Ousted deputy clerk won’t rule out challenging dismissal
TRENTON » A line of supporters and well-wishers gathered outside City Hall to bid farewell to deputy clerk Cordelia “Dee Dee” Staton on her last day.
Mayoral aide Andrew Bobbitt put Staton’s personal belongings inside her vehicle as former employees and residents swarmed Staton with hugs and words of encouragement after last week’s bid to extend her contract died before a bitterly divided City Council.
“I’m going to miss working here,” Staton told The Trentonian in her first public comments since the vote. “I’m just going to move on.”
With the vote deadlocked 3-3, council president Kathy McBride, a fierce Staton opponent prior to being re-elected to the legislative body following a yearslong hiatus, put on her best Pontius Pilate impersonation by technically washing her hands of the council bloodbath in abstaining from casting the deciding vote on Staton.
Her abstention – after council members Marge Caldwell-Wilson, Joe Harrison and former Staton supporter turned executioner George Muschal voted against bringing back Staton – meant Jerell Blakeley’s reappointment resolution didn’t garner majority support.

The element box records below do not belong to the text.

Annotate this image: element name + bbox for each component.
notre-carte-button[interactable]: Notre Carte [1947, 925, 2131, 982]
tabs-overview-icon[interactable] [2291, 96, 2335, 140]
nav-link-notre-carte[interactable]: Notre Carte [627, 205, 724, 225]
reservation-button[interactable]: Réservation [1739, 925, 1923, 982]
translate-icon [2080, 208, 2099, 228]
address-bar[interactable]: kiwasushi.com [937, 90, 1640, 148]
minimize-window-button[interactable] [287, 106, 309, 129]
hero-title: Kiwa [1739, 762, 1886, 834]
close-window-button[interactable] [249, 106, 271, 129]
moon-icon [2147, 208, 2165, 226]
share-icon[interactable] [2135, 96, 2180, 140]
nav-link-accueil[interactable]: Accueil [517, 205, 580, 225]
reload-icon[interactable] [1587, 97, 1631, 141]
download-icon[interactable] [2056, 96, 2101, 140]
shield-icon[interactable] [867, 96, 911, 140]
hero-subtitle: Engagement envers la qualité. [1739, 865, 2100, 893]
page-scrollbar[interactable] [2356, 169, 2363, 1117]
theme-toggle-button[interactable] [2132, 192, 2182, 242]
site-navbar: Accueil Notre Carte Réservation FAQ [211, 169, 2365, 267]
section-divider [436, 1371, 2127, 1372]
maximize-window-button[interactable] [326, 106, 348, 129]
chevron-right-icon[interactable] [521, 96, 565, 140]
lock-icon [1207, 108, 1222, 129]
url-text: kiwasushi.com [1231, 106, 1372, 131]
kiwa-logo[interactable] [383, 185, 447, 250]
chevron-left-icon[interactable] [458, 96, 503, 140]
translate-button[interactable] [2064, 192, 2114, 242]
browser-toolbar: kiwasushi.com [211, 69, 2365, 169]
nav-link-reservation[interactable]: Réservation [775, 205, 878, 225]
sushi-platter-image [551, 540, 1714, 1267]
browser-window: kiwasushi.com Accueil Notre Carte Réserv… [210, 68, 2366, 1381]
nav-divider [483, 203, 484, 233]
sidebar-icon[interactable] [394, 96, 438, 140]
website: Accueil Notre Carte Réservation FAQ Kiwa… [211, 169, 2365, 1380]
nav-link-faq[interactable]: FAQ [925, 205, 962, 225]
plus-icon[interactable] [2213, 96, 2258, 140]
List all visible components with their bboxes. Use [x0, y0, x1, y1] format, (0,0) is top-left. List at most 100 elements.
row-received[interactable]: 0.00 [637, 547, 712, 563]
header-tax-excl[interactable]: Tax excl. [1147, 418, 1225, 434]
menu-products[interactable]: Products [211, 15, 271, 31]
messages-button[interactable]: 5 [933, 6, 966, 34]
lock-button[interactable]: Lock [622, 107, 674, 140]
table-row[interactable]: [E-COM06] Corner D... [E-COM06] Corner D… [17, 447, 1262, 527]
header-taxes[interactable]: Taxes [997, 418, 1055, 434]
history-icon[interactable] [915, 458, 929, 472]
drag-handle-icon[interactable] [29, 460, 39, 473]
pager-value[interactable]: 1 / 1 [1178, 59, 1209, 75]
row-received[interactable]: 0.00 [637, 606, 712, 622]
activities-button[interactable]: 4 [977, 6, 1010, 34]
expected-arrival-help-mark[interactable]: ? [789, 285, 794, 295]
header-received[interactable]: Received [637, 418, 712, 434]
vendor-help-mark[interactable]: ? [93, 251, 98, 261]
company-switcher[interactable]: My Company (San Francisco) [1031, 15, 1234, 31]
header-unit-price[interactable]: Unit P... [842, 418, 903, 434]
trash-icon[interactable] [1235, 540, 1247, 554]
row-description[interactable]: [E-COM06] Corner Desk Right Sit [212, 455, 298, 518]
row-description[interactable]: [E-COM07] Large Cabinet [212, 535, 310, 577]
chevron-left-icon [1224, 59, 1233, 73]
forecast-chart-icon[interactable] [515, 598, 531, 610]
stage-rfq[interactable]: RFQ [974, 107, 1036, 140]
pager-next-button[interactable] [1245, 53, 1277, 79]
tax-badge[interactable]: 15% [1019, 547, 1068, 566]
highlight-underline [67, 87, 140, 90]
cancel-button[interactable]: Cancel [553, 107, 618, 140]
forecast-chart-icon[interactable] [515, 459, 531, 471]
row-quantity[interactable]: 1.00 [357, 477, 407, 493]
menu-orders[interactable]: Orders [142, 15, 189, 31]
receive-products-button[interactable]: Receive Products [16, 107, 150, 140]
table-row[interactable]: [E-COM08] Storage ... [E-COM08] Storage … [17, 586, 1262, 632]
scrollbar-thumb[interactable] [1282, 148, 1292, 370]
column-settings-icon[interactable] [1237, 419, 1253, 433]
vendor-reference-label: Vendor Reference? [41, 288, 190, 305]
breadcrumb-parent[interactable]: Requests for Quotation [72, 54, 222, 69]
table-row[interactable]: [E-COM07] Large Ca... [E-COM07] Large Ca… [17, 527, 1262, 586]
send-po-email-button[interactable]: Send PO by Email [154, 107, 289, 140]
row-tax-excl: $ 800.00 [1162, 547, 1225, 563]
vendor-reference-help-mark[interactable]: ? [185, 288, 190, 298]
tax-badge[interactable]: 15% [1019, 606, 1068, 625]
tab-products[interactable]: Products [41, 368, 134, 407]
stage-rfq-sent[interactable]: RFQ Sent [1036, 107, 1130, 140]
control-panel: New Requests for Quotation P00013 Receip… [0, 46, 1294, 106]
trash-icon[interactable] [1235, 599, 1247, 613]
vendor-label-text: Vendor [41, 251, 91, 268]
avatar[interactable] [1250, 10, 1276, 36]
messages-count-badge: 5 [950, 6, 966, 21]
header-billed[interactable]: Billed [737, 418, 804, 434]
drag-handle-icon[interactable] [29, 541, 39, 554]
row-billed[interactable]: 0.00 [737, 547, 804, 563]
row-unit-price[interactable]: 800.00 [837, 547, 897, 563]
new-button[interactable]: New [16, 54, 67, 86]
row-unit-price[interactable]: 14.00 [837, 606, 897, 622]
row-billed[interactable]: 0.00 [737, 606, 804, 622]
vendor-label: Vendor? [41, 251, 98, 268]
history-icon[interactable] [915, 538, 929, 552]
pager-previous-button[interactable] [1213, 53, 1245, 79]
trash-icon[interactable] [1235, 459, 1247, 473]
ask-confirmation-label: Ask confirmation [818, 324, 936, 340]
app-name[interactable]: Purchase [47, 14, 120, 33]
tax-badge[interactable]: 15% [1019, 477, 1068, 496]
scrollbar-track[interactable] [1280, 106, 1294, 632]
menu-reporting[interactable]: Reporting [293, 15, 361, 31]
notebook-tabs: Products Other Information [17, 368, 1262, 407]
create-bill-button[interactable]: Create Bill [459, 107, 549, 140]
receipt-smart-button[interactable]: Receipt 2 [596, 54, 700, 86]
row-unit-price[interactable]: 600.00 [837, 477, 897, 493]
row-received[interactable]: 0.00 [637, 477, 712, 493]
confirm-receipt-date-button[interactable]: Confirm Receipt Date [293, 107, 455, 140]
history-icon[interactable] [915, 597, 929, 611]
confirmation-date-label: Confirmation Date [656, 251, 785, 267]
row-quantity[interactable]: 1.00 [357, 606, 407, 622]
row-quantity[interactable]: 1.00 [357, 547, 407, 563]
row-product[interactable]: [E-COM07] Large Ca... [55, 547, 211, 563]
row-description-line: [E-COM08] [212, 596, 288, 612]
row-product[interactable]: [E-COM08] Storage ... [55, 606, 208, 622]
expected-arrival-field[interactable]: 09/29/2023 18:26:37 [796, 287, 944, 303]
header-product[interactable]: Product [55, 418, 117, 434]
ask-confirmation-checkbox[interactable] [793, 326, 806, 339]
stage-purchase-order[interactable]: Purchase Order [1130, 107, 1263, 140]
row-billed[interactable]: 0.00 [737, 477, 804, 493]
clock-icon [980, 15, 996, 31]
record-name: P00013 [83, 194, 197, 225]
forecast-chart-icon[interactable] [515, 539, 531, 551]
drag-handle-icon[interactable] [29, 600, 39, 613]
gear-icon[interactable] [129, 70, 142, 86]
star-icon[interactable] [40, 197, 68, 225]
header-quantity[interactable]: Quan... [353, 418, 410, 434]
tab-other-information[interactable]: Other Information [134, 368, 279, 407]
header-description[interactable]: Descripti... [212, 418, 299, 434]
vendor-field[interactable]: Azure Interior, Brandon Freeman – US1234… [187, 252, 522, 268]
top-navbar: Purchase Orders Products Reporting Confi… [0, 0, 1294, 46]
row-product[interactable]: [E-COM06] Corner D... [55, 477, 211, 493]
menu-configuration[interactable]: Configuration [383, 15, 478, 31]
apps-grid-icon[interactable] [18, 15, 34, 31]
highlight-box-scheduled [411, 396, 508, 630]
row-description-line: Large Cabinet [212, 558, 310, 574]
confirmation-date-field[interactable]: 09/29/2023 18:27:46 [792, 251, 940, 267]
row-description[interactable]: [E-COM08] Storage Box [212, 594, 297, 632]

Some residents were confused about the implications of McBride’s nonvote thinking that meant Staton, a former two-term councilwoman who has served as deputy clerk the last six years, survived the push to can her.
Staton needed at least four votes in order to have her expiring contract renewed, so McBride’s move had the same effect of costing Staton her job over what supporters described as petty grievances stemming from an old 32-page personnel report.
The report was never released publicly, and council members have squabbled about what was actually contained in the report.
Staton said she never pushed to make the confidential report public hoping it would vindicate her.
After reading the report for himself, Blakeley blasted council members for holding out the “bogus” and “phantom” report as proof Staton was unfit to remain employed by the city.
Blakeley said the report didn’t state what Muschal, who called the findings “horrible,” claimed it did.
He called the council’s decision a “new low point” in city politics and said Staton deserved better.
The personnel report, conducted by an outside law firm, detailed alleged dynamics inside the clerk’s office and focused heavily on an acrimonious relationship between former councilwoman Phyllis Holly-Ward and Staton.
Staton has long been a target of city officials and was previously escorted out of the clerk’s office in 2010 when she was axed by former Mayor Tony Mack.
At the time, Muschal pushed to get Staton reinstated but he has since soured on her.
Choosing to remain above the fray, Staton declined to divulge what she thought of the council’s decision to show her the door just as she got back from vacation.
She said she decided not to attend the council meeting to defend her professional reputation, feeling it wouldn’t change the outcome.
Impassioned pleas from supporters weren’t enough to save Staton, who faced a horrible double whammy. She was voted out of a job Thursday and then attended a relative’s funeral the next day.
Asked whether may take legal action to try to get back her job back, Staton wouldn’t rule it out.
“Anything’s possible,” she said. “I’m just going to take it one day at a time.”